Hey, was a message I got a few days ago from a number I didn't recognise. Reading your blog thingy. It's interesting.
Umm thanks, I sent back. Who is this?
There is, after all, no right way of asking this question: they're either somebody you've deleted, or somebody you don't know, and neither of these options is a good one.
It's me! mystery texter replied, rather obtusely. Which didn't help me much: although it did narrow it down to being definitely male, so I ignored it. This is usually the best way to get a proper response from a man.Sure enough, he cracked: it turned out to be an ex-flame who I had neither seen of nor heard from in at least 18 months. We're not even Facebook friends: that's how little we ever wanted to see each other again.
I stared at my phone for a few seconds, feeling distinctly uncomfortable.
How did you know about it? I asked eventually.
Oh, I'm not stalking you, he sent back. I was googling the word Holly for another Holly, not you, and your name came up so I clicked on it.
I frowned at my phone again. I've always wondered, actually, what I would say to an ex-boyfriend who ever caught me stalking him online. I now know that 'I was googling your name for another person, not you, and your name came up' doesn't sound even remotely convincing: that's not how the internet works and everyone damn well knows it. You have to put in a surname or you don't get squat: in my case, you get 73 million pages about plants and Holly Willoughby.
Right, I said. Oh, I said. Then I left it: it's a romantic ball that fell in the lake a long time ago, and this princess has no interest in jumping in to go fetch it again (which is probably why he felt the need to contact me: they can tell, you see).

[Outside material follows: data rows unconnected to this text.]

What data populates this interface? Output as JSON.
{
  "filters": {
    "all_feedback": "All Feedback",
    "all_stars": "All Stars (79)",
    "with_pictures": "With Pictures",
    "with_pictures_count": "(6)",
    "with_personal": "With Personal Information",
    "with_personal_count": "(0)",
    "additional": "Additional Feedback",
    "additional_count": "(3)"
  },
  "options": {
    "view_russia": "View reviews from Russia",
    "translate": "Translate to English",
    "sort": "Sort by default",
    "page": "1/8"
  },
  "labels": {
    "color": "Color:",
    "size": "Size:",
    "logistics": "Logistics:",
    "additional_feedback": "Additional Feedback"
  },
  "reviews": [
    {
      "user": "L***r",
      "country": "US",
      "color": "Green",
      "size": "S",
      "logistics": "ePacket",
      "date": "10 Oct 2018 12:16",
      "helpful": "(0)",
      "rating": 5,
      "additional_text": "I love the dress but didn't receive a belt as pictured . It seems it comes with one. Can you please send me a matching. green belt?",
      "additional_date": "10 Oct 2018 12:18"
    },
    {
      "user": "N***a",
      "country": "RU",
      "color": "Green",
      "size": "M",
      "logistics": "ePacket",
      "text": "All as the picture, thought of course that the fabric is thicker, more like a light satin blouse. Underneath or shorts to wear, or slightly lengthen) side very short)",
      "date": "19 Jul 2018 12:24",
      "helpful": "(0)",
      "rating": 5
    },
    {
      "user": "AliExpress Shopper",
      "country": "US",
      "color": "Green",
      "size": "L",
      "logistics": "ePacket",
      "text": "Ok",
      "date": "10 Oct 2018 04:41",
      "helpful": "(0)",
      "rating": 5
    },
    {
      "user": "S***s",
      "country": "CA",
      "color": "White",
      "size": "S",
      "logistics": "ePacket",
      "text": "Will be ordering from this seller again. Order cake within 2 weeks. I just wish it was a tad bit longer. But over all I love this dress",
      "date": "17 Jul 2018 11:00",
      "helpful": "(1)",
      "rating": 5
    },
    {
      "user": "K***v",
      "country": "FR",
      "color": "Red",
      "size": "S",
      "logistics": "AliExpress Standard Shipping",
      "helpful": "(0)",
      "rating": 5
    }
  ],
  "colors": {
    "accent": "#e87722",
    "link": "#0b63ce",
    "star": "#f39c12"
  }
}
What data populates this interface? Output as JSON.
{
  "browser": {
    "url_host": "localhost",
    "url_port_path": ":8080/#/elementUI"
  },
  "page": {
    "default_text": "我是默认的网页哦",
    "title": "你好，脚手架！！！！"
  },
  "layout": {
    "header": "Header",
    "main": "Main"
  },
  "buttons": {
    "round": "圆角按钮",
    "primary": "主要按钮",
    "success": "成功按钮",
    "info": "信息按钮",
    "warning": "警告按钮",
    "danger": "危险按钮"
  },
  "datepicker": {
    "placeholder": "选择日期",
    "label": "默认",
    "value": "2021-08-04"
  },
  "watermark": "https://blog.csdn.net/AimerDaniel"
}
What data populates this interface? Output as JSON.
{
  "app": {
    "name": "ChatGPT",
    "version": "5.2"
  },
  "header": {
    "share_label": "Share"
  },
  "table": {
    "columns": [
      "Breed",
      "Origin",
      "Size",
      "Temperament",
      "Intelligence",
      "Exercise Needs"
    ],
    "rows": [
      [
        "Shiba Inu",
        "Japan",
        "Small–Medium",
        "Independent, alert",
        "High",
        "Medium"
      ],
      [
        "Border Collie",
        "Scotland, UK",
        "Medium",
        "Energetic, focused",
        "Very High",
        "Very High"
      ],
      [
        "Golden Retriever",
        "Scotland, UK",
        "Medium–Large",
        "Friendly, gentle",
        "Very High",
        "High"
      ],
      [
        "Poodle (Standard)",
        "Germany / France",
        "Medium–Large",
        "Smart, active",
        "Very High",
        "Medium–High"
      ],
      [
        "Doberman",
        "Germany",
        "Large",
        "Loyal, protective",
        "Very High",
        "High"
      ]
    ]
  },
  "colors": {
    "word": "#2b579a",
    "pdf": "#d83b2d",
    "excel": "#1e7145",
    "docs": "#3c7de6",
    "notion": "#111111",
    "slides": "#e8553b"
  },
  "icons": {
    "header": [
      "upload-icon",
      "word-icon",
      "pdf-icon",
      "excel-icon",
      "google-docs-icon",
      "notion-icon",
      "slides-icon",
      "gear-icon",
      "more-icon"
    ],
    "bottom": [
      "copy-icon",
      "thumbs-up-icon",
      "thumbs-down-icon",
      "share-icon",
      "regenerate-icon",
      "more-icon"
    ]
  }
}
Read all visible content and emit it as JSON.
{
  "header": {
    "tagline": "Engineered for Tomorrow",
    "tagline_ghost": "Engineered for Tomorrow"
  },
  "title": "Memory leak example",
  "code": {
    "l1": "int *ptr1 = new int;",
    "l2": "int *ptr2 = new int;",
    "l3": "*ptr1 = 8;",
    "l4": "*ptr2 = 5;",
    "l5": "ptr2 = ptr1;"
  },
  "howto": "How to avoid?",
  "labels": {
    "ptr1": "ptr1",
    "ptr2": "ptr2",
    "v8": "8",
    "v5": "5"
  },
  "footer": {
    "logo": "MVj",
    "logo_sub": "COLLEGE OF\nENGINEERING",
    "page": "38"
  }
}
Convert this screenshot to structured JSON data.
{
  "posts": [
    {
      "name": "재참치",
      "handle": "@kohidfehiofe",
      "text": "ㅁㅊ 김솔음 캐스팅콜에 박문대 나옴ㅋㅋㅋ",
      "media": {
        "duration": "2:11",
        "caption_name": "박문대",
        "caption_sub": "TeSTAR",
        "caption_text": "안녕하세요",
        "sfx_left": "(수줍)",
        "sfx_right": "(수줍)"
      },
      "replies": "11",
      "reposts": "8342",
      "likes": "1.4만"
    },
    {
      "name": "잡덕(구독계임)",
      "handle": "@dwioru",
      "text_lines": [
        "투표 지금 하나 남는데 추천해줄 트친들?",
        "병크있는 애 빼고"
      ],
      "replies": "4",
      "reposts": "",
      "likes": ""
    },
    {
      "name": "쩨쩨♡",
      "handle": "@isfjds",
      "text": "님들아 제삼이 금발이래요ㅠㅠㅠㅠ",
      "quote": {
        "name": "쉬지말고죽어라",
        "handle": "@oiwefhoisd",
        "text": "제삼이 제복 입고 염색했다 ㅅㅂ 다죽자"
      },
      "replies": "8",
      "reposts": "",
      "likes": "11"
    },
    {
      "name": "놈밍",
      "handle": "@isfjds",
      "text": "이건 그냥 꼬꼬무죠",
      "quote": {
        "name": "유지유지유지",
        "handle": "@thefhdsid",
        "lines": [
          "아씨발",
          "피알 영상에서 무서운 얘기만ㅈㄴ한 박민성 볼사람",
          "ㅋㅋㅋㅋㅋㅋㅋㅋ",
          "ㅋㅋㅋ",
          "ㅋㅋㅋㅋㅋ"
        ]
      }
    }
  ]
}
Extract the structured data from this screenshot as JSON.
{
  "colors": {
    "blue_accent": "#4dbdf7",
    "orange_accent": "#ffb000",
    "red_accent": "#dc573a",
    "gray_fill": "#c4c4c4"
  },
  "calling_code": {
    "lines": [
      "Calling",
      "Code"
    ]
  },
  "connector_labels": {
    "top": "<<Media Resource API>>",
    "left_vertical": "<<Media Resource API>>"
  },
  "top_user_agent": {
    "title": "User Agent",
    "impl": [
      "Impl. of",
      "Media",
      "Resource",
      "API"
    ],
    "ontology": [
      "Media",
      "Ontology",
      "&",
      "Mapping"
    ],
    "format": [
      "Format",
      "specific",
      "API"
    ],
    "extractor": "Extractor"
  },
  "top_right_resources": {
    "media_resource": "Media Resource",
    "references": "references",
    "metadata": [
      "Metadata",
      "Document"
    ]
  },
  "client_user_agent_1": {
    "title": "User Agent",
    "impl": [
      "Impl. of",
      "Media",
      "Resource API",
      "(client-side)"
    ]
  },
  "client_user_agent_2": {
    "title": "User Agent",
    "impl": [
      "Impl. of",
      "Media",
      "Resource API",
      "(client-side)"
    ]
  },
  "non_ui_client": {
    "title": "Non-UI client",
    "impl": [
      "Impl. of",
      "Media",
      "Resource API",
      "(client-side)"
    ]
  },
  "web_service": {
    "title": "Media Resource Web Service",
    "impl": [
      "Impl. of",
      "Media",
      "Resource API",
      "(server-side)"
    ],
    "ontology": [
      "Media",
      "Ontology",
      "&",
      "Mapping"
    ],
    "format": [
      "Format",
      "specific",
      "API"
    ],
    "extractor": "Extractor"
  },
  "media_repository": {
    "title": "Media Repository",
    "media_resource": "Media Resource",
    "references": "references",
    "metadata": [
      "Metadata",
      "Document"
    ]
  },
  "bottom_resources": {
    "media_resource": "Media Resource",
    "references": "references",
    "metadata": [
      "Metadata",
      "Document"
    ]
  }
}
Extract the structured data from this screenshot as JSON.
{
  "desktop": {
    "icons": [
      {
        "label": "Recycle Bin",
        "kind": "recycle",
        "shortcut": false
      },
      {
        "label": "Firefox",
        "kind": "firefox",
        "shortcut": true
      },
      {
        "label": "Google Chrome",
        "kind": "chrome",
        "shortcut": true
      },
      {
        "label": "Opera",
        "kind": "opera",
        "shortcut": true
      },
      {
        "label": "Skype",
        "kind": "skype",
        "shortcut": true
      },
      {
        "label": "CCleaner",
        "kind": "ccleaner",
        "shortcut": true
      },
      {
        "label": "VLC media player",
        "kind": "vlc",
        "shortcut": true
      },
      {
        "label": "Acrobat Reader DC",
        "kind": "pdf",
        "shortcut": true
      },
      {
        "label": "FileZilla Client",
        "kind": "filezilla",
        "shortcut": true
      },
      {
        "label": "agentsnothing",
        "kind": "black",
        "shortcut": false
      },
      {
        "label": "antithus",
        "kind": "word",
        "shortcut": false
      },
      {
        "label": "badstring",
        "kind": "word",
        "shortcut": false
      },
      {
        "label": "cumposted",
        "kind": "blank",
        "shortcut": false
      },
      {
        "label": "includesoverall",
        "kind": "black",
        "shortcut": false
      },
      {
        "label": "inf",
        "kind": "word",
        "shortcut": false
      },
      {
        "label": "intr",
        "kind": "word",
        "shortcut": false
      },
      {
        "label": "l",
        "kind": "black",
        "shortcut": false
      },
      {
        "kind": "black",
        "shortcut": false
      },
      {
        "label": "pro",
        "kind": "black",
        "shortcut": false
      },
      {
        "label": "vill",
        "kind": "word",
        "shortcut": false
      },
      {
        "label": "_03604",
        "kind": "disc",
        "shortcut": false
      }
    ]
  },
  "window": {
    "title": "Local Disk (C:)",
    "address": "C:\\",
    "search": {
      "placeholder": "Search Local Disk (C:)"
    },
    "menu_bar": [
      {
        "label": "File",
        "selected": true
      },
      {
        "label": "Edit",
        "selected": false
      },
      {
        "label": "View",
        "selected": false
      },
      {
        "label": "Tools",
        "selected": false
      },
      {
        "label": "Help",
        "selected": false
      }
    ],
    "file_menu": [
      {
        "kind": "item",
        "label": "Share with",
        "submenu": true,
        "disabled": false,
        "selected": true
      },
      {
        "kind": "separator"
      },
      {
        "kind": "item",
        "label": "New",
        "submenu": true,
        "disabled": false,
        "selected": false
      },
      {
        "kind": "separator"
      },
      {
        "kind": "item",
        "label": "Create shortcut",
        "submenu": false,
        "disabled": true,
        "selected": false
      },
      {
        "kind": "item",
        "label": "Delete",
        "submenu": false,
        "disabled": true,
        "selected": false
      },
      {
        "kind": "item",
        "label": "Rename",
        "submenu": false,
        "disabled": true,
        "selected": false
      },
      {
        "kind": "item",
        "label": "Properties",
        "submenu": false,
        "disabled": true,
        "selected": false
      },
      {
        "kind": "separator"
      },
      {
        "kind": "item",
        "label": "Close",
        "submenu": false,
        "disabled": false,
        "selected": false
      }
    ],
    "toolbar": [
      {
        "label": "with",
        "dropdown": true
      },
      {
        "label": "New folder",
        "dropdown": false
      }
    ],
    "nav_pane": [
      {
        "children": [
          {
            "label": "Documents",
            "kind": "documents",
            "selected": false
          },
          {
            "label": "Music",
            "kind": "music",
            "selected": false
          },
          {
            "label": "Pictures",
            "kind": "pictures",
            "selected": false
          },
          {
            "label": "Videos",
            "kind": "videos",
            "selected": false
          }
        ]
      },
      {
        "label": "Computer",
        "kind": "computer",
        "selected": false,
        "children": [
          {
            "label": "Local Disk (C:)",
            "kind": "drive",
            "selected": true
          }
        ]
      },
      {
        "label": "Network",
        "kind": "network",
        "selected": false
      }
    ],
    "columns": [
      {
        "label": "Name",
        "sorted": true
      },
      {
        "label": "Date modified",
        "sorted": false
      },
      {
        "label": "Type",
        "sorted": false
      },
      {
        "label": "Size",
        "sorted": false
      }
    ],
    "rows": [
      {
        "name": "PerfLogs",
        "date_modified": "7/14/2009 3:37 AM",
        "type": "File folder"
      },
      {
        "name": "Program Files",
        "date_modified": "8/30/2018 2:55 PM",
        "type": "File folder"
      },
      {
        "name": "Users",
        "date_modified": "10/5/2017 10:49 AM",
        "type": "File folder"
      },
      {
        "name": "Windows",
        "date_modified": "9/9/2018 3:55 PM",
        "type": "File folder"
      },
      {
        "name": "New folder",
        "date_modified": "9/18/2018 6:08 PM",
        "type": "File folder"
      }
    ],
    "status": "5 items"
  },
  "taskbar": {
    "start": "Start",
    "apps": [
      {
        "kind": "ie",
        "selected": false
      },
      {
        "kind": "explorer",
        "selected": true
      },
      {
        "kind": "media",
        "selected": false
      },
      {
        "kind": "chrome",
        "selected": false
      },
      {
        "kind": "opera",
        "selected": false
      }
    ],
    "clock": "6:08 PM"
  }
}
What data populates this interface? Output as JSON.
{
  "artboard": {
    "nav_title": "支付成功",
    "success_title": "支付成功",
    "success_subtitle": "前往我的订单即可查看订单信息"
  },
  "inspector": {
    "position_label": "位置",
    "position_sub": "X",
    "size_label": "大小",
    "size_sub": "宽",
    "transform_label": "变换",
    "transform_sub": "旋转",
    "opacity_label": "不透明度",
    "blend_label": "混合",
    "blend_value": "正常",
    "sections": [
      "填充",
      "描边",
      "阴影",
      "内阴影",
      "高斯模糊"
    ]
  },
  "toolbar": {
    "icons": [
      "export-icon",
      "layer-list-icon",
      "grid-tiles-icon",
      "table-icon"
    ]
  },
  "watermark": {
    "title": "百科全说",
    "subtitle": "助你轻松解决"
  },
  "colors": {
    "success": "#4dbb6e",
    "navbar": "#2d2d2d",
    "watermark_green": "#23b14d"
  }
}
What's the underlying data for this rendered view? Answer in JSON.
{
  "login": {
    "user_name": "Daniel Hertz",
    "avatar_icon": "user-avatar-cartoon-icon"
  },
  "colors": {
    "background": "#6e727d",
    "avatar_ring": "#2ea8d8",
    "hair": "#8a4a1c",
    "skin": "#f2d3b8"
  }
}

You've not updated it in a few days though, he added when I'd been silent for half an hour. Everything okay?
I stared at my phone in increasing alarm, and then turned it off in fright. He hadn't stumbled across it at all: he's reading the bugger. A man I'd shooed into the box in my head labelled Dead As Far As I'm Concerned now knows... well, not everything, but certainly more than I would want him to. Enough to make him think my life is interesting, and - frankly - that's too much. He didn't even think that when we were dating.
So: Is everything okay? I asked myself. Not really, actually: no, I replied in my head. Now I've got stage fright.
And that's where I've been for the last few days: cowering, electronically, in a corner. (Okay, in real life I was freelancing and going to the pub and eating dinner with my sister, but electronically I was hiding.) I'm petrified, and - as the word suggests - I've been converted to stone: I can't write to save my life.
People are now reading this bugger of a blog, and I'm suddenly scared. Where I normally just smash out a post in a few minutes - and don't even re-read it - now I'm stiff with fear, and I'm erasing, erasing, erasing. I've written four posts in the last few days that aren't online, because every single one has gone in the little picture of a bin in the corner that represents a real bin, except you don't get to tear your work with your teeth first.
My mum reads this. My grandad reads this. Friends, ex-friends, strangers, potential employers and ex-boyfriends now, apparently, read this. And I'm suddenly terrified. How can I write anything good enough? How can I keep people interested? More importantly: how can I write anything without offending or upsetting someone, or without exposing myself to someone I don't want to expose myself to? I'm in a little box, and the things I can't talk about have suddenly become much, much stronger than the things I can. Which leaves me with bugger-all creative freedom, and this makes me panic, and the panic means that I freeze up and I can't write. Thus: silence. Thus: an empty blog, and - worse - another temporarily abandoned novel (when I can't write it stretches across all of my stuff like a really nasty rash).
So, I've decided: the box is coming down. It has to. I had to do it consciously for TBJITW, and now I've got to do it for myself. I will write what I want to write, when I want to write it, and I will just have to risk upsetting people, or boring people, or failing. I will have to risk exposing myself to people I do not want to expose myself to, because otherwise I will end up exposing nothing, and writing without honesty is like a kettle without a spout: it makes a lot of noise but you get nothing out of it but a lot of steam. And, frankly, there are quite enough whistling blogs out there already without adding another one that just exists to make the writer look good.
So I'm turning off the lights, and I'm closing my eyes. Until the stage fright passes, I'm just going to pretend that the audience isn't there at all. That it's just me, on a stage, with my silly little lines.
And if you love me, don't heckle from the sidelines. It only makes me forget what it was I wanted to say.